1987年の全日本ツーリングカー選手権第5戦インターTECを戦ったSCCN パルサー。高杉好成と桂伸一がドライブした。 モータースポーツの「歴史」に焦点を当てる老舗レース雑誌『Racing on』と、モータースポーツの「今」を切り取るオートスポーツwebがコラボしてお届けするweb版『Racing on』では、記憶に残る数々の名レーシングカー、ドライバーなどを紹介していきます。今回のテーマは全日本ツーリングカー選手権(JTC)のディビジョン1を戦った『ニッサン・パルサー・ミラノX1ツインカム』です。
* * * * * *
車両規定の名からグループAと通称される全日本ツーリングカー選手権(JTC)。1985年から1993年までの9シーズン行なわれたこのグループA車両によるツーリングカーレースにおいて、初年度より参戦したニッサンは、同社のフラッグシップGTカーであるスカイラインを最大排気量クラスに送り込んでいた。
その後、ニッサンはJTCの最大排気量クラスに1990年よりBNR32型のスカイラインGT-Rで参戦。外国車勢を駆逐して席巻したことはよく知られるところである一方で、中排気量クラスのニッサン・シルビアだけでなく、最小排気量クラス向けにもマシンを開発・投入していた。このときニッサンが生んだ最小排気量クラスマシンというのが、『パルサー・ミラノX1ツインカム』だった。

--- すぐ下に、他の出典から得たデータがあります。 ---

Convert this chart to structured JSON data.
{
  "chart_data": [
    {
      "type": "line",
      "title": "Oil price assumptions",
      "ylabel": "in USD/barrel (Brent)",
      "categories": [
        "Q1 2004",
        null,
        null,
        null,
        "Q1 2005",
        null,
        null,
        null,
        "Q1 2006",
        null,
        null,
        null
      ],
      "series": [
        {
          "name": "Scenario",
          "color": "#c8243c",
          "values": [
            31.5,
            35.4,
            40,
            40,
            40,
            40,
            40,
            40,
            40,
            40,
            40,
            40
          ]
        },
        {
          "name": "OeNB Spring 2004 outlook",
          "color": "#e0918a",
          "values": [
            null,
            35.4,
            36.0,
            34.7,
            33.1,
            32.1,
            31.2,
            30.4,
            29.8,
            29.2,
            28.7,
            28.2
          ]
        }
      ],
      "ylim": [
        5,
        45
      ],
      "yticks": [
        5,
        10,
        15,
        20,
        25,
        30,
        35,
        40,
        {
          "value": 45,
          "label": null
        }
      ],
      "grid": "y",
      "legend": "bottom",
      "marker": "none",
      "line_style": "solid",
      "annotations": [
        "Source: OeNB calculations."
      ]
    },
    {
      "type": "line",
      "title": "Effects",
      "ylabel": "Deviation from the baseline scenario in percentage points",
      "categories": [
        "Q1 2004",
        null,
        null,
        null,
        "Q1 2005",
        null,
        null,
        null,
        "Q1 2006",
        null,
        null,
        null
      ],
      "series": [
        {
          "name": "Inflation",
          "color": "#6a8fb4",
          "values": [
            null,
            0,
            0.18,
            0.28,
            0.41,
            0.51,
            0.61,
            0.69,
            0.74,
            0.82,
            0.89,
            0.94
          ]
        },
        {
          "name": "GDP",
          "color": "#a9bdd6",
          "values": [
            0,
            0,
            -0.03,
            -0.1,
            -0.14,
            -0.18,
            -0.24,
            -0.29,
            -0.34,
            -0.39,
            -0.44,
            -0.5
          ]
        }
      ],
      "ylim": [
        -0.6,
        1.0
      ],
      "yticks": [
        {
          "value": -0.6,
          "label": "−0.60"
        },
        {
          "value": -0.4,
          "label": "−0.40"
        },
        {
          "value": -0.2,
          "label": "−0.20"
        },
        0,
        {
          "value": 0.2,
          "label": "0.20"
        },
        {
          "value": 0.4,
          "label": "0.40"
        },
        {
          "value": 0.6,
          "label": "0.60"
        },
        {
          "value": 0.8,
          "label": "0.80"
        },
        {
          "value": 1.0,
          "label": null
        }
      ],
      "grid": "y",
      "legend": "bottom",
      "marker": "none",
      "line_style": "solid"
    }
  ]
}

グループA仕様のベースに選ばれたパルサーは、1986年に市販車が登場したN13型で、CA16DE型というDOHC16バルブ自然吸気(NA)エンジンを搭載するミラノX1ツインカムと名乗るホットモデルだった。
CA16DE型エンジンは、ニッサン・ダイレクト・イグニッション・システム(NDIS)という点火システムを採用するなど、ライバルであるトヨタ・カローラレビンが搭載する4A-G型やホンダ・シビックのZC型よりも先進的なメカニズムを持つエンジンであり、ベース車が持つポテンシャルの高さからも、カローラやシビックの対抗馬となることが期待されていた。
そんなパルサーは、1987年のJTC第3戦、筑波サーキットラウンドでデビューを果たす。ステアリングを握ったのは高杉好成と桂伸一というふたりで、エントリー名は、『SCCNパルサー』だった。
このデビュー戦ではわずか2週間という短期間でマシンが製作されたため予選落ちとなったが、2レース目となる富士スピードウェイが舞台の第5戦インターTECではクラス11位で完走を果たす。しかし、その後はやはりカローラやシビックという2車には太刀打ちできず、上位進出とはならなかった。
パルサーは翌1988年にも数戦に参戦したものの、同年をもって最小排気量クラスから姿を消すこととなったのである。